When little Edward went willingly with the men, Felix could hardly maintain the expected mournful disposition. He forced himself to walk home before beginning a hurried trek up the mountain, and arrived only seconds before the boy. There was no time for the black robe he acquired specially; instead, he approached quietly while the boy’s eyes were still adjusting to darkness.
In a state of disbelief, he placed a long, cold hand atop Edward’s shoulder, eliciting a shrill cry of terror from the boy and a warm shiver of anticipation from himself . Frightened the villagers would suffer a change-of-heart, Felix quickly clamped his hand over the boy’s mouth, and only muffled sobs could be heard.
It wasn’t his intention to frighten the boy; he genuinely hoped they would become friends. Pulling Edward into a hug, he whispered in his ear, “It is only me, Felix, the iron-worker; you remember me, don’t you? I bought you bread once.”
At that, the child eased his struggles, and turned to see the familiar face. Edward asked for his uncle, but upon learning the truth – hot, fresh tears flowed freely. Felix held him as the boy’s body convulsed with violent, and his own convulsed for entirely different reasons. He vowed to be all the child would ever need – a father, brother, friend… and more – so convincingly he even fooled himself.
He’d often fantasized about that first meeting, but when the moment came he lost all words and the truth – as Felix had come to see it, anyway – spilled from his mouth. “Single men are not allowed to adopt, but I fooled the villagers.” He proudly boasted to the now beaming child.
Infused with confidence, he held little Eddie close and carried him across the dangerous chasm with practiced ease. The boy giggled in delight at the fake Demon and excitedly agreed to never leave the caves. “Just for now.” Felix promised; “Besides, it’ll take you a few weeks to learn your way around the tunnels and to your cave.” He added nonchalantly, hands roaming freely.
He was patient at first; the boy’s mere presence was exciting, and – once past the admittedly poor introduction – their conversations were fulfilling in a way he never knew was missing.

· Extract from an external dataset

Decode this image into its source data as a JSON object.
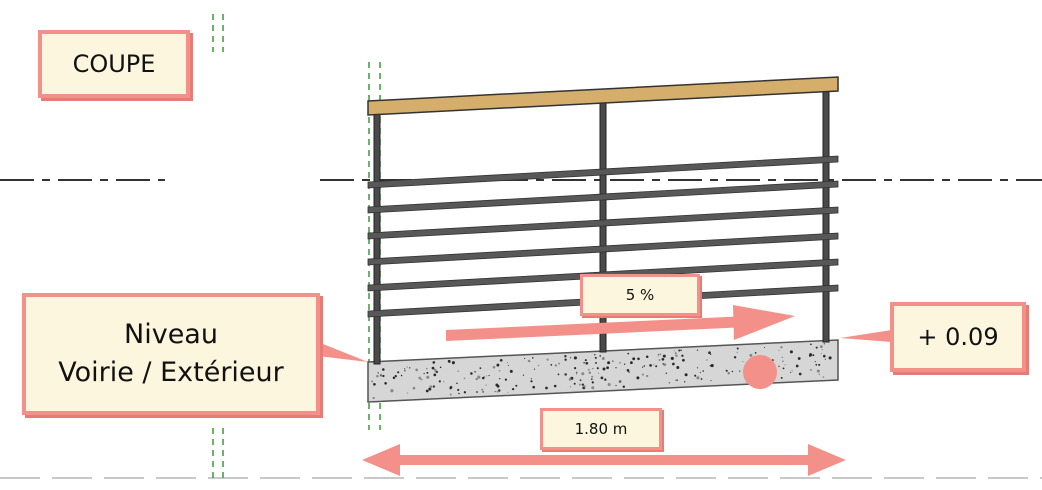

Felix was unshakable in his conviction; ‘Edward would never be like the poor boy from his stables’, he thought. ‘He could control himself now’, he decided and this child was likely his last chance for a special friend. Kidnapping was too risky, and when the upcoming winter was filled with hardship, there would be no more sacrifices.
The 16th century man could never fathom how basic psychology would aid in his plan, but it was the reason for his success. Due to the paranoia created during that first, deadly winter, and the appearance of a “demon”, villagers essentially created a self-fulfilling prophecy by taking extra care in everyday life.

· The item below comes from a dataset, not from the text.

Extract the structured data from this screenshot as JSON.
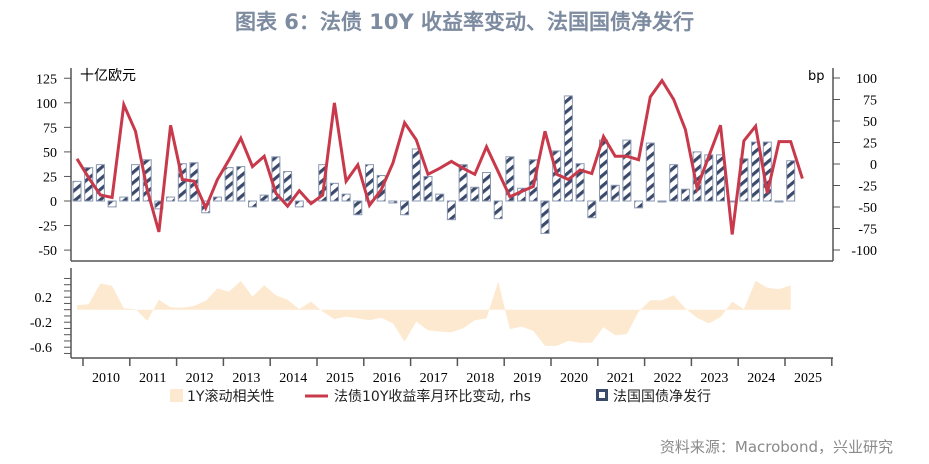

Felix dared not hope for his luck to hold, but as more people came to believe in the Demon, the more he caught himself fantasizing a world of ‘what if’s’. For instance, what if they greeted new arrivals as a family? They would share the same story, and elicit a good scream for the growing legend; it would be the children’s parting gift to the cold world that shunned them so cruelly. Then, they could drink and be merry; the nights would be for play and the days for resting!
Felix could see it no other way. Thus every year, a new boy joined their merry band; even those ripped from parents arms decided to stay. Great fun was shared, and their love for one another was second only to their Father’s. That’s what Felix believed, and you can too, if you’d prefer a happy ending.
If you want the truth – the only thing those boys saw in that cave was a wild, naked man surrounded by the dead little children who came before – their bodies bruised and broken, but their faces carved into wide, eternal smiles; then life moved on.